Metric RF KNN XGBoost
Accuracy 0.95 0.93 0.94
Precision 0.98 0.98 0.98
Recall 0.93 0.9 0.92
F1-Score 0.95 0.94 0.95
  • Overall, Random Forest demonstrates a slight edge, where all other models exhibit commendable performance in this classification task, underscoring their effectiveness in predictive modeling.

ROC

  • Excellent Performance: The ROC curves for four classifiers—Random Forest, K-Nearest Neighbors (KNN), XGBoost, and a Stacked Classifier—indicate high performance, with AUC values all above 0.98. Random Forest and XGBoost display the best performance, both achieving an AUC of 0.989, demonstrating their high effectiveness in discriminating between classes. The Stacked Classifier, despite combining features of multiple models, performs slightly lower than the top individual models with an AUC of 0.98. This suggests that while all models are highly capable, Random Forest and XGBoost might be preferred due to their marginally superior performance.

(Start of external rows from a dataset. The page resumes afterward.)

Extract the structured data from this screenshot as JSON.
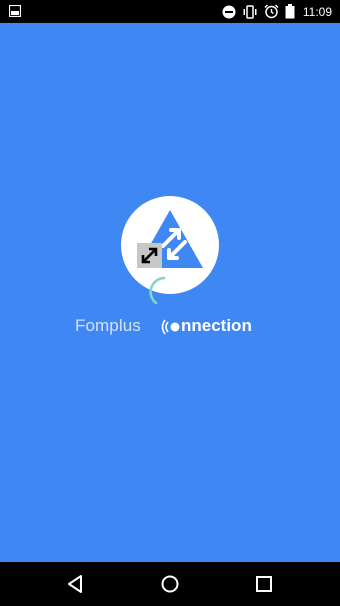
{
  "status_bar": {
    "left_icon": "image-notification-icon",
    "icons": [
      "do-not-disturb-icon",
      "vibrate-icon",
      "alarm-icon",
      "battery-icon"
    ],
    "time": "11:09"
  },
  "splash": {
    "logo_icon": "triangle-arrows-logo",
    "brand_name": "Fomplus",
    "brand_suffix": "nnection",
    "colors": {
      "background": "#3f88f3",
      "logo_triangle": "#3f88f3",
      "spinner": "#7fd6c4"
    }
  },
  "nav_bar": {
    "buttons": [
      "back-icon",
      "home-icon",
      "recent-apps-icon"
    ]
  }
}
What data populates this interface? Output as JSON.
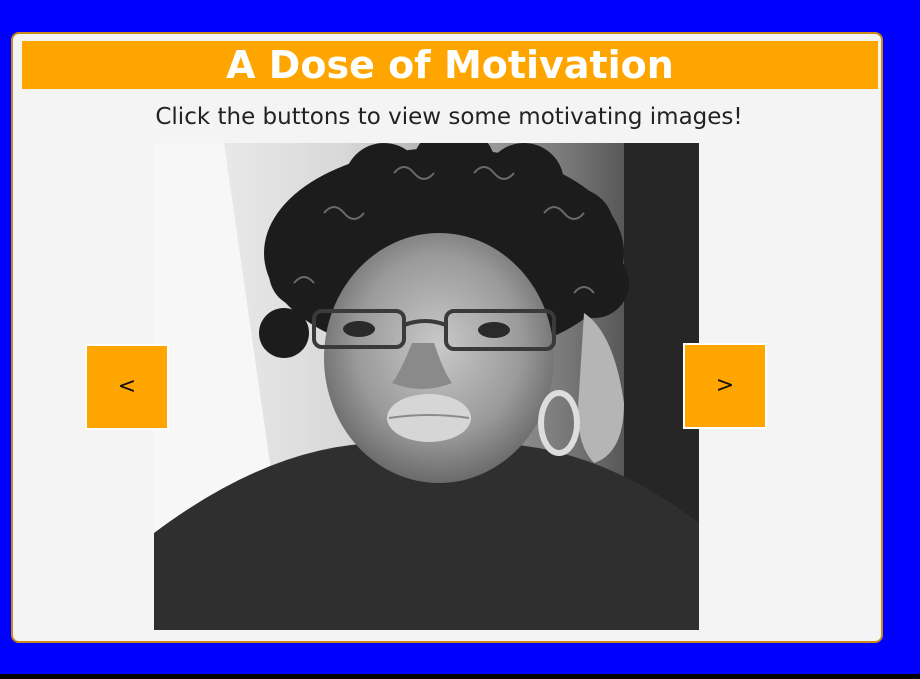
{
  "header": {
    "title": "A Dose of Motivation"
  },
  "intro": {
    "text": "Click the buttons to view some motivating images!"
  },
  "carousel": {
    "prev_label": "<",
    "next_label": ">"
  },
  "colors": {
    "page_background": "#0000ff",
    "accent": "#ffa500",
    "card_background": "#f4f4f4"
  }
}
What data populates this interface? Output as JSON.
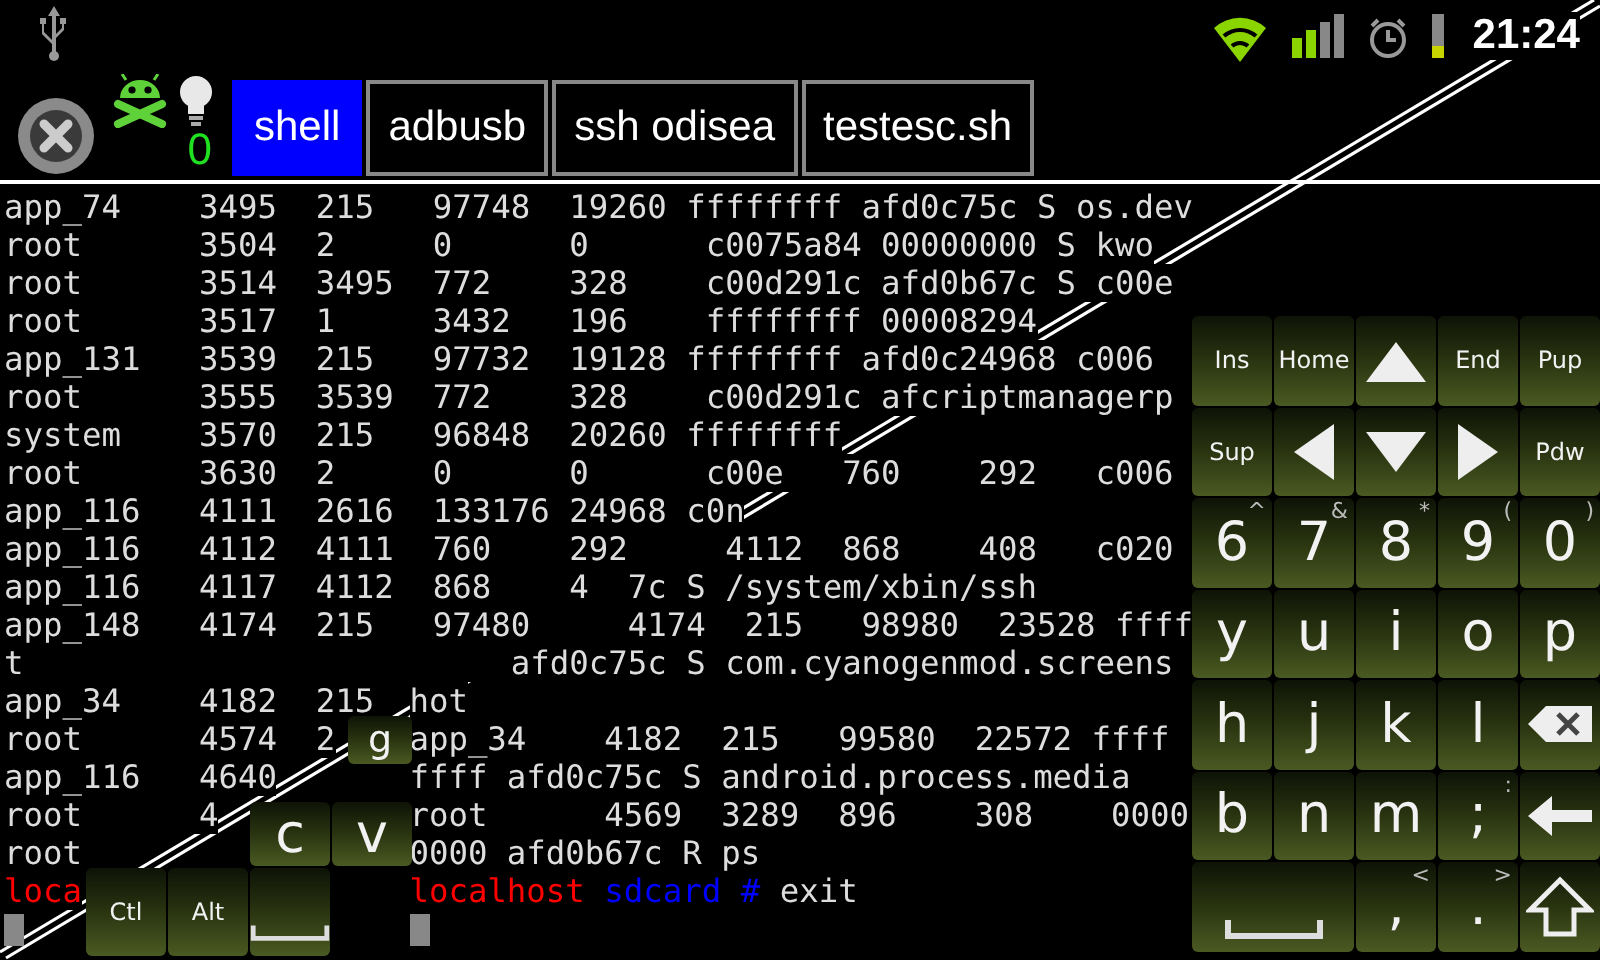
{
  "status_bar": {
    "time": "21:24"
  },
  "toolbar": {
    "counter": "0",
    "tabs": [
      {
        "label": "shell",
        "selected": true
      },
      {
        "label": "adbusb",
        "selected": false
      },
      {
        "label": "ssh odisea",
        "selected": false
      },
      {
        "label": "testesc.sh",
        "selected": false
      }
    ]
  },
  "terminal": {
    "rows": [
      {
        "spans": [
          {
            "kind": "text",
            "text": "app_74    3495  215   97748  19260 ffffffff afd0c75c S os.dev"
          }
        ]
      },
      {
        "spans": [
          {
            "kind": "text",
            "text": "root      3504  2     0      0      c0075a84 00000000 S kwo"
          }
        ]
      },
      {
        "spans": [
          {
            "kind": "text",
            "text": "root      3514  3495  772    328    c00d291c afd0b67c S c00e"
          }
        ]
      },
      {
        "spans": [
          {
            "kind": "text",
            "text": "root      3517  1     3432   196    ffffffff 00008294"
          }
        ]
      },
      {
        "spans": [
          {
            "kind": "text",
            "text": "app_131   3539  215   97732  19128 ffffffff afd0c24968 c006"
          }
        ]
      },
      {
        "spans": [
          {
            "kind": "text",
            "text": "root      3555  3539  772    328    c00d291c afcriptmanagerp"
          }
        ]
      },
      {
        "spans": [
          {
            "kind": "text",
            "text": "system    3570  215   96848  20260 ffffffff"
          }
        ]
      },
      {
        "spans": [
          {
            "kind": "text",
            "text": "root      3630  2     0      0      c00e   760    292   c006"
          }
        ]
      },
      {
        "spans": [
          {
            "kind": "text",
            "text": "app_116   4111  2616  133176 24968 c0n"
          }
        ]
      },
      {
        "spans": [
          {
            "kind": "text",
            "text": "app_116   4112  4111  760    292     4112  868    408   c020"
          }
        ]
      },
      {
        "spans": [
          {
            "kind": "text",
            "text": "app_116   4117  4112  868    4  7c S /system/xbin/ssh"
          }
        ]
      },
      {
        "spans": [
          {
            "kind": "text",
            "text": "app_148   4174  215   97480     4174  215   98980  23528 ffff"
          }
        ]
      },
      {
        "spans": [
          {
            "kind": "text",
            "text": "t                         afd0c75c S com.cyanogenmod.screens"
          }
        ]
      },
      {
        "spans": [
          {
            "kind": "text",
            "text": "app_34    4182  215"
          },
          {
            "kind": "text",
            "text": "hot"
          }
        ]
      },
      {
        "spans": [
          {
            "kind": "text",
            "text": "root      4574  2"
          },
          {
            "kind": "text",
            "text": "app_34    4182  215   99580  22572 ffff"
          }
        ]
      },
      {
        "spans": [
          {
            "kind": "text",
            "text": "app_116   4640"
          },
          {
            "kind": "text",
            "text": "ffff afd0c75c S android.process.media"
          }
        ]
      },
      {
        "spans": [
          {
            "kind": "text",
            "text": "root      4"
          },
          {
            "kind": "text",
            "text": "root      4569  3289  896    308    0000"
          }
        ]
      },
      {
        "spans": [
          {
            "kind": "text",
            "text": "root"
          },
          {
            "kind": "text",
            "text": "0000 afd0b67c R ps"
          }
        ]
      },
      {
        "spans": [
          {
            "kind": "prompt",
            "segments": [
              {
                "text": "loca",
                "color": "#ff0000"
              }
            ]
          },
          {
            "kind": "prompt",
            "segments": [
              {
                "text": "localhost",
                "color": "#ff0000"
              },
              {
                "text": " sdcard #",
                "color": "#0000ff"
              },
              {
                "text": " exit"
              }
            ]
          }
        ]
      },
      {
        "spans": [
          {
            "kind": "cursor"
          },
          {
            "kind": "cursor"
          }
        ]
      }
    ]
  },
  "left_keypad": {
    "keys": [
      {
        "kind": "char",
        "label": "g"
      },
      {
        "kind": "char",
        "label": "c"
      },
      {
        "kind": "char",
        "label": "v"
      },
      {
        "kind": "small",
        "label": "Ctl"
      },
      {
        "kind": "small",
        "label": "Alt"
      },
      {
        "kind": "space"
      }
    ]
  },
  "keypad": {
    "keys": [
      {
        "kind": "small",
        "label": "Ins"
      },
      {
        "kind": "small",
        "label": "Home"
      },
      {
        "kind": "up"
      },
      {
        "kind": "small",
        "label": "End"
      },
      {
        "kind": "small",
        "label": "Pup"
      },
      {
        "kind": "small",
        "label": "Sup"
      },
      {
        "kind": "left"
      },
      {
        "kind": "down"
      },
      {
        "kind": "right"
      },
      {
        "kind": "small",
        "label": "Pdw"
      },
      {
        "kind": "char",
        "label": "6",
        "shift": "^"
      },
      {
        "kind": "char",
        "label": "7",
        "shift": "&"
      },
      {
        "kind": "char",
        "label": "8",
        "shift": "*"
      },
      {
        "kind": "char",
        "label": "9",
        "shift": "("
      },
      {
        "kind": "char",
        "label": "0",
        "shift": ")"
      },
      {
        "kind": "char",
        "label": "y"
      },
      {
        "kind": "char",
        "label": "u"
      },
      {
        "kind": "char",
        "label": "i"
      },
      {
        "kind": "char",
        "label": "o"
      },
      {
        "kind": "char",
        "label": "p"
      },
      {
        "kind": "char",
        "label": "h"
      },
      {
        "kind": "char",
        "label": "j"
      },
      {
        "kind": "char",
        "label": "k"
      },
      {
        "kind": "char",
        "label": "l"
      },
      {
        "kind": "backspace"
      },
      {
        "kind": "char",
        "label": "b"
      },
      {
        "kind": "char",
        "label": "n"
      },
      {
        "kind": "char",
        "label": "m"
      },
      {
        "kind": "char",
        "label": ";",
        "shift": ":"
      },
      {
        "kind": "enter"
      },
      {
        "kind": "space"
      },
      {
        "kind": "char",
        "label": ",",
        "shift": "<"
      },
      {
        "kind": "char",
        "label": ".",
        "shift": ">"
      },
      {
        "kind": "shift"
      }
    ]
  }
}
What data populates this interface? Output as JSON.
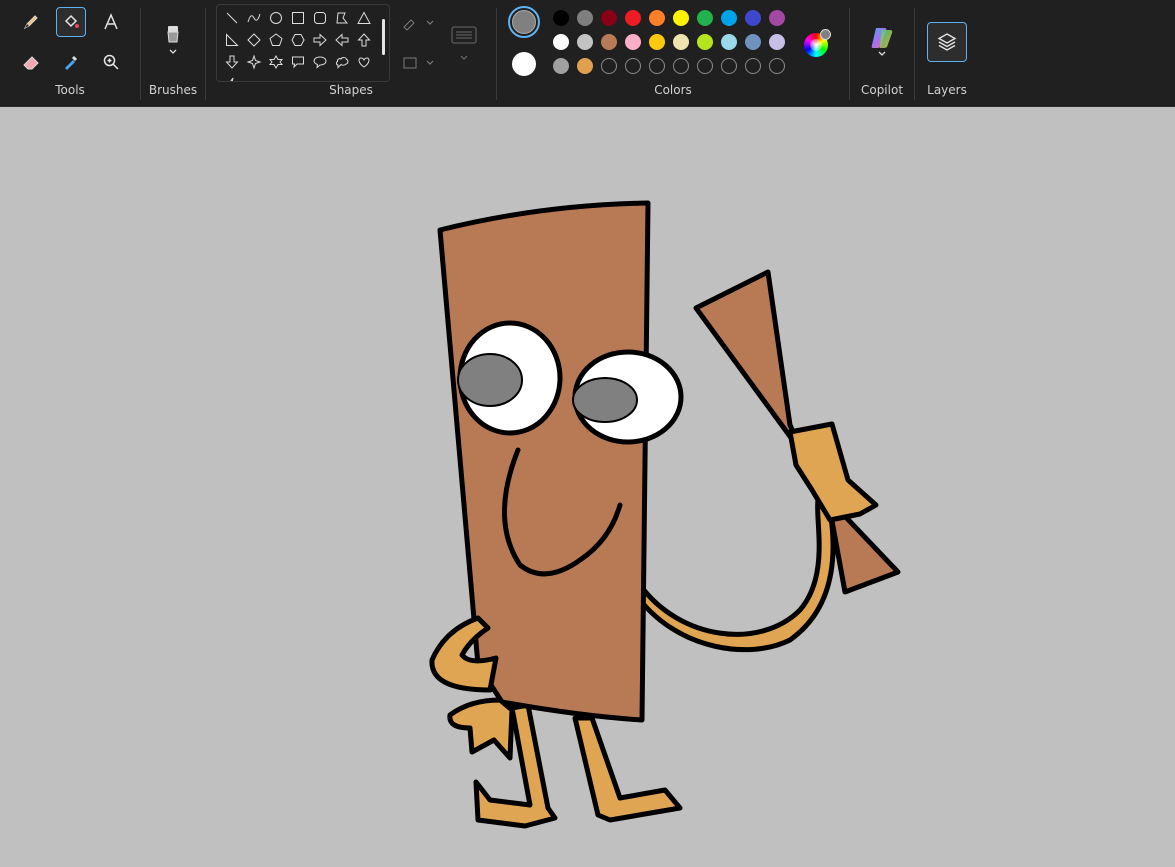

Evaluation using the Whole Dataset

Metrics for Evaluation using whole dataset

Metric RF KNN XGBoost Stacked
Accuracy 0.98 0.98 0.97 0.97
Precision 0.08 0.08 0.05 0.05
Recall 0.96 0.91 0.99 0.99
F1-Score 0.14 0.14 0.09 0.09
  • Precision is notably low for all classifiers, ranging from 0.05 to 0.08. Precision measures the proportion of positive identifications that were actually correct. These low scores suggest that while the models are good at finding positive cases (fraudulent transactions, for example), a large proportion of these predictions are false positives.

Future Implications

  • SMOTE stands for Synthetic Minority Over-sampling Technique, a statistical technique designed to balance your dataset by increasing the number of cases. Instead of merely duplicating examples, SMOTE generates synthetic samples from the minority class—the class with fewer instances. This approach effectively addresses the overfitting issue that arises when examples from the minority class are simply replicated.

  • using a more diverse set of machine learning models combined with a more sophisticated meta-learner can lead to more accurate results.